What can Your Product Development Team Do to Promote Better Decisions?
To answer this, let’s first ask how Amazon is able to overcome these challenge. To overcome the Recency vs. Relevancy challenge, Amazon ensures that recency is not the default option for the display of Amazon customer reviews. Instead, helpfulness of the review (relevance), as judged by other customers, is the default order. Amazon does not push immediacy. There are no annoying pop-ups offering a deal, if you buy in ten minutes. Certainly, Amazon does make buying easy and fast, but shopping at Amazon from the comfort of one’s home is a relaxing experience that promotes thoughtfulness. Finally, Amazon does not overload the customer with information. This is no small task, given that Amazon may offer literally hundreds of items to the customer among which he must decide.

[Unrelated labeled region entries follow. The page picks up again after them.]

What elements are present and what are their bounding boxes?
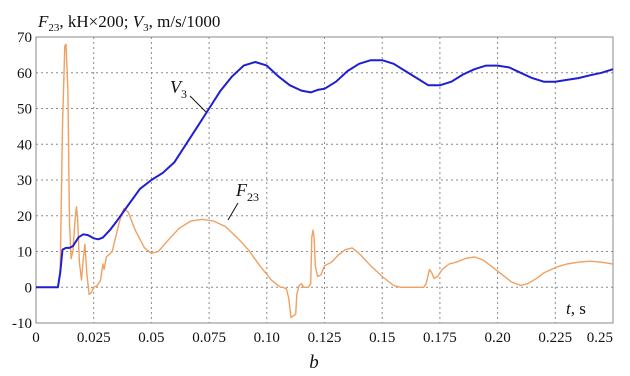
x-tick-label: 0.025 bbox=[77, 330, 111, 346]
x-tick-label: 0.175 bbox=[423, 330, 457, 346]
x-tick-label: 0.05 bbox=[138, 330, 164, 346]
series-line-f23 bbox=[36, 43, 614, 319]
x-tick-label: 0.075 bbox=[192, 330, 226, 346]
x-tick-label: 0.25 bbox=[587, 330, 613, 346]
x-axis-label: t, s bbox=[566, 299, 586, 318]
y-tick-label: 20 bbox=[17, 209, 32, 225]
x-label-symbol: t bbox=[566, 299, 572, 318]
y-tick-label: 50 bbox=[17, 102, 32, 118]
f23-label-leader bbox=[227, 202, 239, 221]
y-label-f-symbol: F bbox=[37, 12, 49, 31]
x-tick-label: 0.10 bbox=[254, 330, 280, 346]
f23-label-symbol: F bbox=[235, 180, 248, 200]
x-tick-label: 0 bbox=[32, 330, 40, 346]
f23-label-subscript: 23 bbox=[247, 190, 259, 204]
y-tick-label: 30 bbox=[17, 173, 32, 189]
x-tick-label: 0.225 bbox=[538, 330, 572, 346]
y-tick-label: 0 bbox=[25, 280, 33, 296]
series-label-v3: V3 bbox=[170, 77, 187, 101]
x-tick-label: 0.15 bbox=[369, 330, 395, 346]
y-label-f-unit: , kH×200; bbox=[59, 12, 132, 31]
v3-label-subscript: 3 bbox=[181, 87, 187, 101]
y-label-v-subscript: 3 bbox=[143, 22, 149, 34]
tick-labels: 0 0.025 0.05 0.075 0.10 0.125 0.15 0.175 0.20 0.2… bbox=[12, 30, 613, 346]
y-tick-label: 60 bbox=[17, 66, 32, 82]
y-label-v-unit: , m/s/1000 bbox=[149, 12, 221, 31]
x-tick-label: 0.20 bbox=[484, 330, 510, 346]
x-label-unit: , s bbox=[571, 299, 586, 318]
y-tick-label: 40 bbox=[17, 137, 32, 153]
y-label-f-subscript: 23 bbox=[48, 22, 60, 34]
v3-label-leader bbox=[189, 95, 207, 113]
y-axis-label: F23, kH×200; V3, m/s/1000 bbox=[37, 12, 220, 34]
y-tick-label: -10 bbox=[12, 316, 32, 332]
series-line-v3 bbox=[36, 59, 614, 289]
y-tick-label: 70 bbox=[17, 30, 32, 46]
series-group bbox=[36, 43, 614, 319]
v3-label-symbol: V bbox=[170, 77, 183, 97]
figure-caption: b bbox=[309, 352, 319, 373]
y-label-v-symbol: V bbox=[133, 12, 146, 31]
plot-area-border bbox=[35, 36, 614, 324]
grid bbox=[36, 37, 613, 323]
series-label-f23: F23 bbox=[235, 180, 259, 204]
x-tick-label: 0.125 bbox=[308, 330, 342, 346]
y-tick-label: 10 bbox=[17, 245, 32, 261]
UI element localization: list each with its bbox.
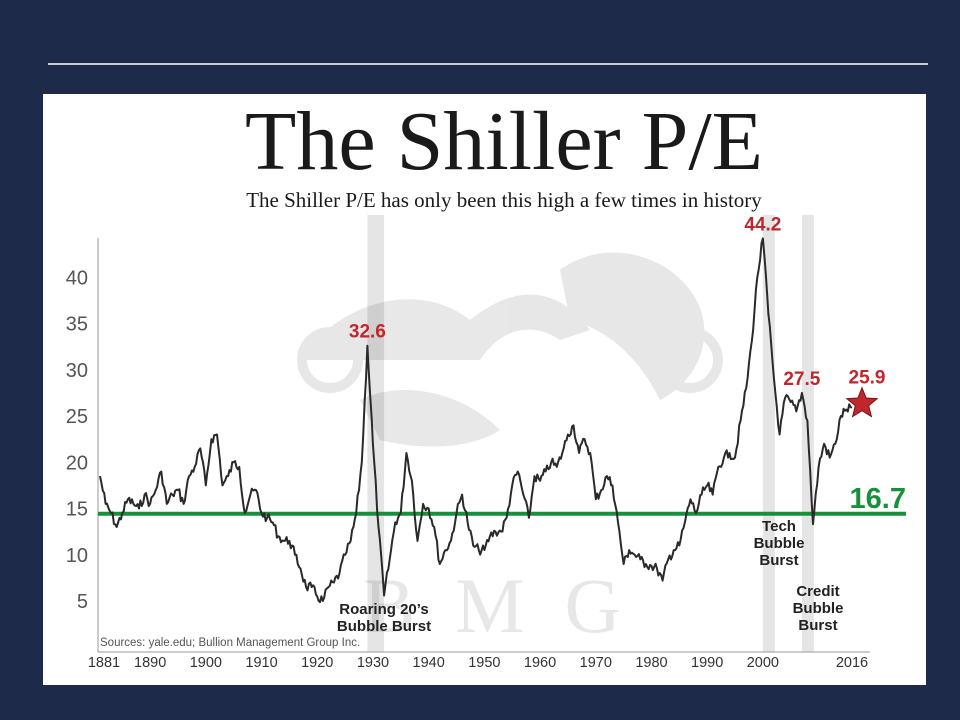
x-tick-label: 1990 (691, 655, 723, 671)
y-tick-label: 10 (66, 545, 88, 567)
axes: 5 10 15 20 25 30 35 40 1881 1890 1900 1910 1920 1930 1… (66, 238, 870, 671)
x-tick-label: 1900 (190, 655, 222, 671)
average-reference-line: 16.7 (98, 483, 906, 516)
pe-line-1 (99, 237, 853, 604)
x-tick-label: 1980 (635, 655, 667, 671)
x-tick-label: 1890 (134, 655, 166, 671)
shaded-period-2 (762, 215, 775, 652)
current-value-label: 25.9 (849, 368, 886, 389)
bmg-watermark: BMG (297, 252, 723, 649)
slide-divider (48, 63, 928, 65)
y-tick-label: 25 (66, 406, 88, 428)
pe-series (99, 237, 853, 604)
x-tick-label: 2000 (747, 655, 779, 671)
annotations: 32.6 44.2 27.5 25.9 Roaring 20’s Bubble Burst… (337, 214, 886, 635)
peak-label: 44.2 (744, 214, 781, 235)
x-tick-label: 1920 (301, 655, 333, 671)
x-tick-label: 1940 (413, 655, 445, 671)
y-tick-label: 30 (66, 360, 88, 382)
x-tick-label: 1930 (357, 655, 389, 671)
y-tick-label: 40 (66, 267, 88, 289)
chart-panel (43, 94, 926, 685)
source-note: Sources: yale.edu; Bullion Management Gr… (100, 637, 361, 649)
peak-label: 27.5 (783, 369, 820, 390)
period-label: Credit Bubble Burst (793, 583, 844, 634)
period-label: Tech Bubble Burst (754, 518, 805, 569)
x-tick-label: 1970 (580, 655, 612, 671)
peak-label: 32.6 (349, 322, 386, 343)
average-label: 16.7 (850, 483, 906, 515)
chart-subtitle: The Shiller P/E has only been this high … (246, 188, 762, 212)
chart-title: The Shiller P/E (245, 95, 763, 188)
current-star-marker (845, 386, 879, 418)
x-tick-label: 1881 (88, 655, 120, 671)
y-tick-label: 20 (66, 452, 88, 474)
x-tick-label: 1950 (468, 655, 500, 671)
y-tick-label: 35 (66, 314, 88, 336)
x-tick-label: 1910 (245, 655, 277, 671)
x-tick-label: 1960 (524, 655, 556, 671)
watermark-text: BMG (363, 562, 661, 649)
y-tick-label: 5 (77, 591, 88, 613)
y-tick-label: 15 (66, 499, 88, 521)
period-label: Roaring 20’s Bubble Burst (337, 601, 431, 635)
x-tick-label: 2016 (836, 655, 868, 671)
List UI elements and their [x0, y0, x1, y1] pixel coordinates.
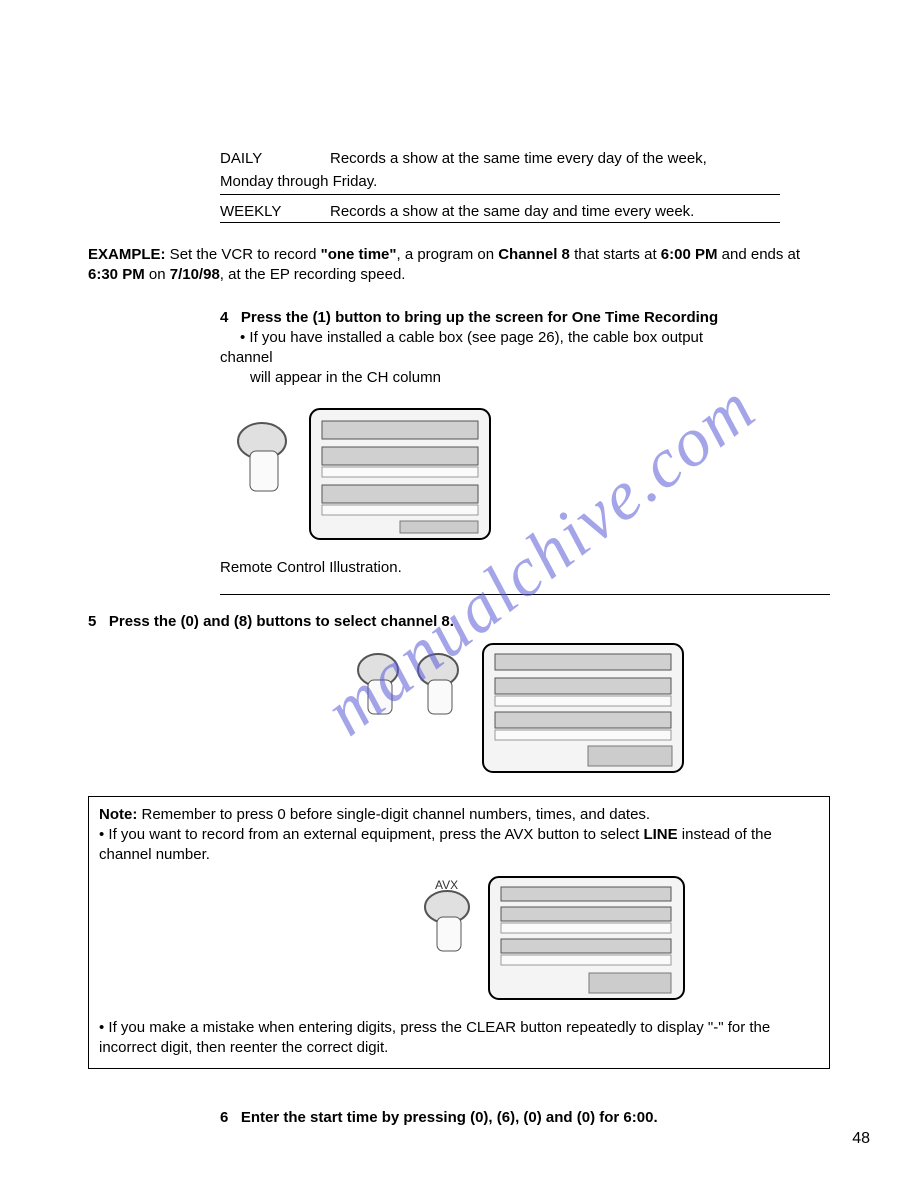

Amazon does this by presenting the information on a huge variety of products in a standard way, and by providing simple and powerful filters that discard large amounts of extraneous information.
In order to overcome these new information challenges in your own product development work, ask yourself these three questions:
- Relevancy – How relevant is this new information. If I had received this information on day one of my design cycle, how much of a difference would it have made in my decisions up until now? Is the information relevant or just “new?”
- Urgency – Do we need to make this decision today? How long do we have to consider the problem before the decision must be made?
- Uniqueness – Is this new piece of information truly unique or just a variation of something I know already? If it is a repeat, file it mentally and/or physically with the original information, and forget about it. It is it truly unique, consider whether the new information would be a primary influencer of you design or not. Most of the time information is just that: information, not relevant unique knowledge. In this case, once again, file and forget.
The world of online journals, social media, corporate social networks, and interconnected supply-chain applications is here to stay. It brings a world of new opportunity for better and more up to date information for product development. It also brings a deluge of extraneous information, and we need to accept this and learn to manage this. Amazon.com manages these challenges well. Your product development team can manage these challenges too using the principles outlined above.